Increasingly managers were asking for a faster and more rapid ways of securing goods and services. Technology allowed for a virtual rather than a real card to be broadly issued with spending controls at transaction, overall limit or nature of the goods and services purchased level. Details of the transactions were received electronically and could be reconciled and posted to the main finance system with ease. Therefore, the proposal was to issue real or virtual purchase cards to all budget holders and directors and expect all purchase below £1,000 to be made by this route and where applicable purchases of £1,000 to £4,999 to also be made by this route. The default approach to these cards was to set a credit limit of £5,000 a month and limit them to the subjective areas covered by the designated budget, i.e. remove the ability to access cash or buy an unexpected item or service.

 

Purchase would be reviewed monthly as part of the transaction posting process. Variation of the above limits and approach could be approved by the Section 151 Officer, e.g. for the emergency purchasing role of the Executive Director of Commercial and Regulatory Services.

 

The Council was trying to modernise the way it worked, as currently systems were fragmented and bureaucratic for small spend, but retain a framework of governance. This approach would be re-examined as part of the more major review of systems and process during 2020/21. The plan was for this change to be delivered by a small start and finish project to be completed no later than the 30 April 2020. The project group will consist of:

      Interim Strategic Director (resources soon to be Chief Operating Officer)

      Section 151 Officer

      Procurement Lead

      Payment Lead

      Representative of NatWest bank (for card issue)

      Internal audit representative

 

Councillor S Heap queried how important was it that those amounts of money needed to be spent so quickly, how often did this happen and was the card real?
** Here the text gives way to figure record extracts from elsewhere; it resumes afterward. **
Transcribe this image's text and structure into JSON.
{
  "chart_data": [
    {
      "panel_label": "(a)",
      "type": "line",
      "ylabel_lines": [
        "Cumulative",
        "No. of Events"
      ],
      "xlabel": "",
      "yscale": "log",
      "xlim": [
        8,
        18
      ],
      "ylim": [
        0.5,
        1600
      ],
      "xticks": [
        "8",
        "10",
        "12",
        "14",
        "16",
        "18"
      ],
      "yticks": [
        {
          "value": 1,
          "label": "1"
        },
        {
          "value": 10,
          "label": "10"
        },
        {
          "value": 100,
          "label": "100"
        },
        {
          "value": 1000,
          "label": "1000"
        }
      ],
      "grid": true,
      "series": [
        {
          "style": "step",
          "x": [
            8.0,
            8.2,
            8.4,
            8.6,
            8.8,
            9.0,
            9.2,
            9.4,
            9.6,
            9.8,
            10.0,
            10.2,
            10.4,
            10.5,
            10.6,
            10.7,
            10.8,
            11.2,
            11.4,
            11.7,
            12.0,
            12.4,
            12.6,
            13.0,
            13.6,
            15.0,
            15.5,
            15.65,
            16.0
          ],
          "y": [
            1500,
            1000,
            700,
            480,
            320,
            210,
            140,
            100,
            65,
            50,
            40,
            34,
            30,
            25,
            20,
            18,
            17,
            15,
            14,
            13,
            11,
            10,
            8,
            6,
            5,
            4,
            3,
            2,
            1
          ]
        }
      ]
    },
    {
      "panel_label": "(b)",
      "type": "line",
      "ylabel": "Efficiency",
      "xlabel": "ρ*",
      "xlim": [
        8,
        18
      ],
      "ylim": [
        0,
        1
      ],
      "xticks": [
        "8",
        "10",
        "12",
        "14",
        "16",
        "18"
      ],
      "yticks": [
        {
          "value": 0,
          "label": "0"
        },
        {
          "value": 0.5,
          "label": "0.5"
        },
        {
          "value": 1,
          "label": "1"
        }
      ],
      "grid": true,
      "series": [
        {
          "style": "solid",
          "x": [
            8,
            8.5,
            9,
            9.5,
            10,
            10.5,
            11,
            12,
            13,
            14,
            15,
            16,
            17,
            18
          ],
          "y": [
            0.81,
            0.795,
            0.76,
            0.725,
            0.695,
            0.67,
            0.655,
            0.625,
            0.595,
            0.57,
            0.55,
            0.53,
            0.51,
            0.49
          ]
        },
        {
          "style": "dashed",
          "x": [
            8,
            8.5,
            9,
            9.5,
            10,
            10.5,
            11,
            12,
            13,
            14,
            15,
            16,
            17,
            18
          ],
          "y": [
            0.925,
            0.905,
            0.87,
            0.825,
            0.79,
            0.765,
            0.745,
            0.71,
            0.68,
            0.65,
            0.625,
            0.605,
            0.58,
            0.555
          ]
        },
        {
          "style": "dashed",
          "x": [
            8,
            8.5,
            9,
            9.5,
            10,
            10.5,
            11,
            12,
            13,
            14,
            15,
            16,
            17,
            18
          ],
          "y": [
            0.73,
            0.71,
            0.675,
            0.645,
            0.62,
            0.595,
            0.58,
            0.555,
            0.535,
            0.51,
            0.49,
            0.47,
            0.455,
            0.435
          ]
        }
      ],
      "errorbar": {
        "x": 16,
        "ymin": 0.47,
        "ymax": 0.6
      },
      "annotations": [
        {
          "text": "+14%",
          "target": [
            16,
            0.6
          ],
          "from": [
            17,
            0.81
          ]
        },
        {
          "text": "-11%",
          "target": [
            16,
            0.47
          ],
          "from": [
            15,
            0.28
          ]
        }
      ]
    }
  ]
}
The Service Director (Business Services) replied that she would have to find out how often fast payments were needed and report back to the Councillor later. However, there was governance in place and although it was a real card, the money had to be in the budget. Councillor S Jones added that only the budget holder was designated to spend it.

 

Councillor J Philip said it made sense that if officers were imparted with holding budgets, they should be able to spend that budget if it was under £25,000. The Financial Regulations could always be reviewed at a later date. He proposed that a review be undertaken in a year’s time by the Audit and Governance Committee, which was agreed by the Working Group.

 

RESOLVED:

 

            That a report be made to Council recommending:

 

(1)          That a change to the current delegations and standing financial instructions to require only one sign off signature (electronic or physical) by the designated budget holder (usually a team manager) for purchases and payments with a value of £24,999 or less that were within budget and only purchases and payments off £25,000 and / or in excess of budget to require a second signature from a director, be approved. (This was to retain control whilst significantly reducing transaction costs and paperwork pending a major system review and change timetabled for April 2021);

 

(2)        That the issues of real or virtual purchase cards to all budget holders and directors and to expect all purchase below £1,000 to be made by this route and where applicable purchases of £1,000 to £4,999 to also be made by this route, be approved. (This was to retain control whilst significantly reducing transaction costs and paperwork pending a major system review and change timetabled for April 2021);

 

(3)        That pursuant to Recommendation (1) and (2) above, the Monitoring Officer be authorised to make necessary revisions to the Council’s Constitution; and

 

(4)        That the Audit and Governance Committee review the Financial Regulations in a year’s time.